Given all this, the likely next step in the process is the offer of behavioral remedies by Vodafone and Three. But this would be fraught with danger for both the CMA and the companies (and, by implication, the wider market). The CMA itself recognizes the risk of market distortion associated with any strict monitoring of wholesale rates or consumer tariffs. As for supervising Vodafone and Three on investment alone, this would probably not offset "anti-competitive effects" the CMA has observed in retail and wholesale markets, it said.
It would also be extremely difficult to measure spending on 5G, which telcos do not ordinarily break out. What's more, requiring Vodafone-Three to prove it has met 5G investment promises each year could hurt the operator if the market deteriorates or the execution of the merger runs into problems.
A confusing jumble of vendors
Integration of the two networks is unlikely to be easy because each company relies on a different mix of vendors. In the core, the control center, Vodafone is shifting from a 4G platform provided by Cisco to a "converged" core, supporting multiple generations, from Ericsson. But Three uses a Nokia core it says is overdue an upgrade. The migration of customers and systems between cores can be time-consuming, tricky and potentially expensive.
But on the radio access network (RAN) side, there is even more confusion. Vodafone now relies on Ericsson at about 15,500 of its 18,000 or so sites. It is stripping Huawei equipment out of the other 2,500 and replacing it with a mix of vendors including Samsung, NEC and various IT companies (Dell, Intel and Wind River among them). As the controlling player in a joint venture with Three, holding a 51% stake, it seems unlikely to abandon this effort. It is among Europe's biggest supporters of the "open RAN" move to create more interoperable network components, allowing an operator to use products from multiple vendors at the same site. But the Huawei rip-and-replace job, while not behind government targets, seems to be taking forever.
Meanwhile, Three now has five RAN vendors in its network, perhaps more than any other major European telco, including Nokia (for 3G), Samsung (4G), Huawei (4G and 5G), Ericsson (4G and 5G) and Mavenir (now being used for small cell coverage in parts of the UK). This mishmash is partly the consequence of picking a different vendor for each new generation when rivals were taking "single RAN" products, which lumped multiple Gs onto a radio platform sold by one vendor. It may also be partly responsible for Three's return-on-investment plight and looks hard to unravel. In Glasgow (and presumably other places), radios from Nokia, Samsung, Huawei and Ericsson are intermingled, Three revealed at the start of the year.

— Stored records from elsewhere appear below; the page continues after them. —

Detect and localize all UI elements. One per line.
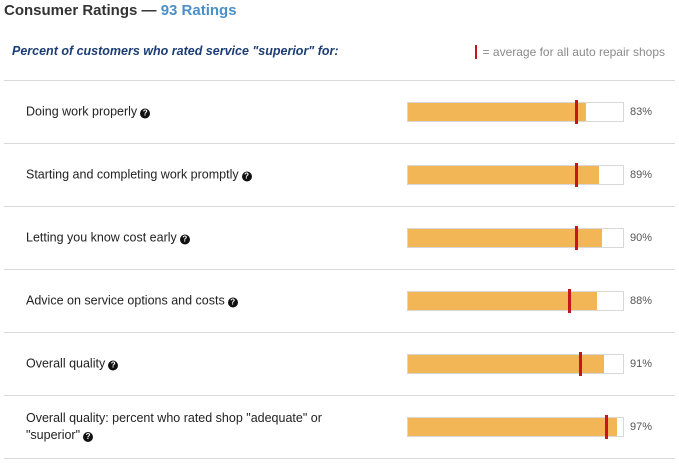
rating-row: Letting you know cost early? 90% — [4, 207, 675, 270]
rating-label: Overall quality? — [26, 356, 356, 373]
rating-bar-fill — [408, 292, 598, 310]
average-marker — [574, 226, 578, 250]
average-marker — [574, 100, 578, 124]
rating-row: Advice on service options and costs? 88% — [4, 270, 675, 333]
rating-row: Overall quality? 91% — [4, 333, 675, 396]
rating-percent: 89% — [630, 169, 653, 181]
rating-label: Doing work properly? — [26, 104, 356, 121]
rating-label: Starting and completing work promptly? — [26, 167, 356, 184]
rating-percent: 91% — [630, 358, 653, 370]
average-marker — [604, 415, 608, 439]
rating-percent: 90% — [630, 232, 653, 244]
ratings-title: Consumer Ratings — — [4, 2, 157, 19]
rating-row: Starting and completing work promptly? 89… — [4, 144, 675, 207]
rating-label-text: Starting and completing work promptly — [26, 167, 239, 182]
ratings-header: Consumer Ratings — 93 Ratings — [4, 2, 237, 19]
rating-row: Overall quality: percent who rated shop … — [4, 396, 675, 459]
rating-label: Overall quality: percent who rated shop … — [26, 410, 356, 444]
rating-bar-fill — [408, 229, 602, 247]
question-circle-icon[interactable]: ? — [108, 360, 119, 371]
question-circle-icon[interactable]: ? — [83, 432, 94, 442]
rating-bar-fill — [408, 166, 600, 184]
rating-bar — [407, 352, 624, 376]
rating-label-text: Letting you know cost early — [26, 230, 177, 245]
question-circle-icon[interactable]: ? — [179, 234, 190, 245]
rating-bar — [407, 226, 624, 250]
average-marker-icon — [474, 45, 477, 59]
average-marker — [568, 289, 572, 313]
average-marker — [579, 352, 582, 376]
rating-label-text: Advice on service options and costs — [26, 293, 225, 308]
rating-bar — [407, 289, 624, 313]
rating-percent: 83% — [630, 106, 653, 118]
rating-bar-fill — [408, 103, 587, 121]
rating-label: Letting you know cost early? — [26, 230, 356, 247]
ratings-list: Doing work properly? 83% Starting and comp… — [4, 80, 675, 459]
rating-label-text: Doing work properly — [26, 104, 138, 119]
average-legend: = average for all auto repair shops — [474, 45, 665, 59]
rating-bar — [407, 163, 624, 187]
rating-bar — [407, 100, 624, 124]
rating-label-text: Overall quality — [26, 356, 106, 371]
ratings-subheading: Percent of customers who rated service "… — [12, 44, 339, 58]
rating-label-text: Overall quality: percent who rated shop … — [26, 411, 322, 442]
rating-row: Doing work properly? 83% — [4, 81, 675, 144]
rating-bar-fill — [408, 418, 617, 436]
ratings-count-link[interactable]: 93 Ratings — [160, 2, 237, 19]
question-circle-icon[interactable]: ? — [241, 171, 252, 182]
rating-percent: 97% — [630, 421, 653, 433]
question-circle-icon[interactable]: ? — [227, 297, 238, 308]
rating-label: Advice on service options and costs? — [26, 293, 356, 310]
rating-bar-fill — [408, 355, 604, 373]
rating-percent: 88% — [630, 295, 653, 307]
question-circle-icon[interactable]: ? — [140, 108, 151, 119]
legend-text: = average for all auto repair shops — [482, 45, 665, 59]
rating-bar — [407, 415, 624, 439]
average-marker — [574, 163, 578, 187]
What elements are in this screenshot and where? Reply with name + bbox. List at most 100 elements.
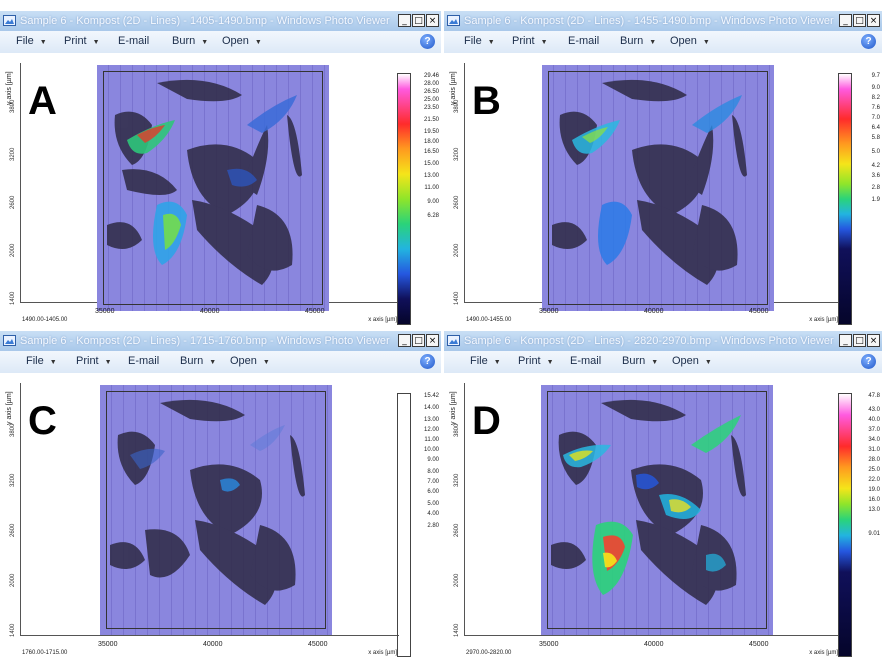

The CMA does not buy the sob stories advanced by Vodafone and Three, which depict the UK as a dysfunctional duopoly of BT and VMO2. It is VMO2 that has the worst mobile network, according to the CMA. Business plans it reviewed show Vodafone and Three would continue to invest in networks as separate companies, it said. It does not believe their claims they cannot compete effectively unless they are joined. The merger's prohibition, in the CMA's words, remains possible.